Daily

CALL TO MIND

New apps provide mental health support

Mental illness is reportedly on the rise in the U.S., yet access to care is declining. Given this growing epidemic, more resources are normalizing the conversation around mental health, while new startups are emerging to provide relief in the form of online support networks and on-demand access to trained responders.

HUDDLE

While there’s no shortage of digital therapy tools for people to discuss their mental health challenges with licensed professionals, Huddle provides peer-to-peer support, so users can connect with others experiencing similar struggles and find community and catharsis. Users can join support groups and upload videos of themselves talking about their feelings, experiences, suggestions for coping, and comment on and reply to others’ videos.
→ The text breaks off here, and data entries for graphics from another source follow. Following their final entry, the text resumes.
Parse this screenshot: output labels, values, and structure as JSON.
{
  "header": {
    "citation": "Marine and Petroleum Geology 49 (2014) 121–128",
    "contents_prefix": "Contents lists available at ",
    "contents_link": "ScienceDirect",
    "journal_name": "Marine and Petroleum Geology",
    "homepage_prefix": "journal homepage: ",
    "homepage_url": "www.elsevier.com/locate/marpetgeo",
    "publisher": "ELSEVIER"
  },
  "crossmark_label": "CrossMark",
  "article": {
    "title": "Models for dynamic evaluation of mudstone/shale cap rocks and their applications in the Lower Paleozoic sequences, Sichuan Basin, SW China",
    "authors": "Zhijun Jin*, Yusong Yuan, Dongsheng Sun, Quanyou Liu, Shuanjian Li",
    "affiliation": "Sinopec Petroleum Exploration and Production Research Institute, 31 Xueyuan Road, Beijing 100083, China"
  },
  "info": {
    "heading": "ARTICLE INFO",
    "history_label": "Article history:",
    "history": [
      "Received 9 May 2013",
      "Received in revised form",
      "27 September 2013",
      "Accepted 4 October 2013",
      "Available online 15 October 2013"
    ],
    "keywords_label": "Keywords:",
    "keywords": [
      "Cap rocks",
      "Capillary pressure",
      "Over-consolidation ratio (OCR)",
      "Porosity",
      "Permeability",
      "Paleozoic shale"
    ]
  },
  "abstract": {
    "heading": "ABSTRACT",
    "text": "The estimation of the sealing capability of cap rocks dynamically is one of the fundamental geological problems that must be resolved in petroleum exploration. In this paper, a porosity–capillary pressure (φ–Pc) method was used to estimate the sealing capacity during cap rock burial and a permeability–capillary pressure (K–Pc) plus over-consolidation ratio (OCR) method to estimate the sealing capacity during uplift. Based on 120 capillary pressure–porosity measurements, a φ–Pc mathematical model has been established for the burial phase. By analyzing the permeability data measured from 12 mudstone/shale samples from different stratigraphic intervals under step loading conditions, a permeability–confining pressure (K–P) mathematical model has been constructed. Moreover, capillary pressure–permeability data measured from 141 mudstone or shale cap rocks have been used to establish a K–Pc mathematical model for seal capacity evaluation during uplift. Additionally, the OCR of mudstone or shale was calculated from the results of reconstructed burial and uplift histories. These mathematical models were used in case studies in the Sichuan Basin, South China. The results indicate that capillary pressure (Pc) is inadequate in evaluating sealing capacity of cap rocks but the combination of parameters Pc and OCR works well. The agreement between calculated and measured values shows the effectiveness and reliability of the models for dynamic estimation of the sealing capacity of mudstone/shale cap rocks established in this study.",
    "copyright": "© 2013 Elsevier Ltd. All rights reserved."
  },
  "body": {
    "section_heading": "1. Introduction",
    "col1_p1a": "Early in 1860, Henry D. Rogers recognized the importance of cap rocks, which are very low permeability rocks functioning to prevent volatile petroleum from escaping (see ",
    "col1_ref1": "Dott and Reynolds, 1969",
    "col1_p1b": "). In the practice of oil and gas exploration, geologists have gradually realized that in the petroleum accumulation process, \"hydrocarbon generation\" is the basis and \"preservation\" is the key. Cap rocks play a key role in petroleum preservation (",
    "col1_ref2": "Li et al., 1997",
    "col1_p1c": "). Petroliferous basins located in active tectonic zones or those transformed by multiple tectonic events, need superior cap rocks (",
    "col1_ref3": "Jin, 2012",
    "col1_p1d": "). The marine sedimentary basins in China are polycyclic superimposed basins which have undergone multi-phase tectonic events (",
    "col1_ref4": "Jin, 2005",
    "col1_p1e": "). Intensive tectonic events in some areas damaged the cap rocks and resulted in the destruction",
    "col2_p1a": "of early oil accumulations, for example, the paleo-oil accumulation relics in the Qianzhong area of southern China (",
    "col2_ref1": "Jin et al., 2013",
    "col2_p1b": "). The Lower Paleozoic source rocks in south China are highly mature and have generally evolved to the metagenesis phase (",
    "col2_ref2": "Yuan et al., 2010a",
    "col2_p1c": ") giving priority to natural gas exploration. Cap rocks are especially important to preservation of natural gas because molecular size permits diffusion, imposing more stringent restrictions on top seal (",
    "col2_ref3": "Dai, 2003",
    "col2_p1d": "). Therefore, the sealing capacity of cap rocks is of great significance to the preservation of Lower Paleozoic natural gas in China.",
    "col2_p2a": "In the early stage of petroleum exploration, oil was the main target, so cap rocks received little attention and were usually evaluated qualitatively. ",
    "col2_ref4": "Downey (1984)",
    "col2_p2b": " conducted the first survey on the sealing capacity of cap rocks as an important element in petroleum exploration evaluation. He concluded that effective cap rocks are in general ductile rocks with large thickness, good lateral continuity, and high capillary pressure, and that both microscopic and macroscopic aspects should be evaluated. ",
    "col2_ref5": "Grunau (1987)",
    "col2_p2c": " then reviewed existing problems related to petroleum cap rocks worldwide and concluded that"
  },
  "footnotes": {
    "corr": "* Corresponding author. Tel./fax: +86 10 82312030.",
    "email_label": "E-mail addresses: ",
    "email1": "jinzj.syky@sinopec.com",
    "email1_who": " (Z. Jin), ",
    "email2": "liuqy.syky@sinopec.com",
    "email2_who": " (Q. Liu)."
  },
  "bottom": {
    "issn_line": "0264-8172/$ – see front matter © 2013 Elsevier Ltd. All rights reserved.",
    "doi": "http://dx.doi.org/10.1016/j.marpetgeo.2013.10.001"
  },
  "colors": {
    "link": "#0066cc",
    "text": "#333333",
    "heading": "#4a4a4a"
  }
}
They can also directly message the person who posted each video. While Huddle allows people to pixelate their video if they want to be anonymous, most choose not to do so as the platform provides a safe space and many find it beneficial to be vulnerable.

SUNRISE HEALTH

Startup Sunrise Health aims to help people find support in between therapy sessions by providing group therapy via text. Users create pseudonyms to remain anonymous and select the issue they’re dealing with, such as depression, grief, or PTSD, and then are placed in a support group with less than a dozen people who are experiencing a similar condition. Each group has a professional therapist who connects with them individually and gives them diagnostic forms. Users can then chat with their group 24/7, while having the guidance of a licensed professional, and AI to prevent abuse and detect if emergencies arise. In addition to texting, users can also join moderator-led group phone calls.

CONCRN

When someone is experiencing a mental health crisis, dialing 911 isn’t necessarily the best way to get them the help they need. Non-profit startup and mobile app Concrn seeks to provide a more relevant solution in such scenarios by connecting people needing support with compassionate responders. The non-profit platform, which currently operates in select areas of San Francisco, has a team of responders and volunteers with backgrounds in social work, emergency medical training, and other related areas. Once they arrive at a scene, they can determine if they can handle the situation or if the police’s support is needed.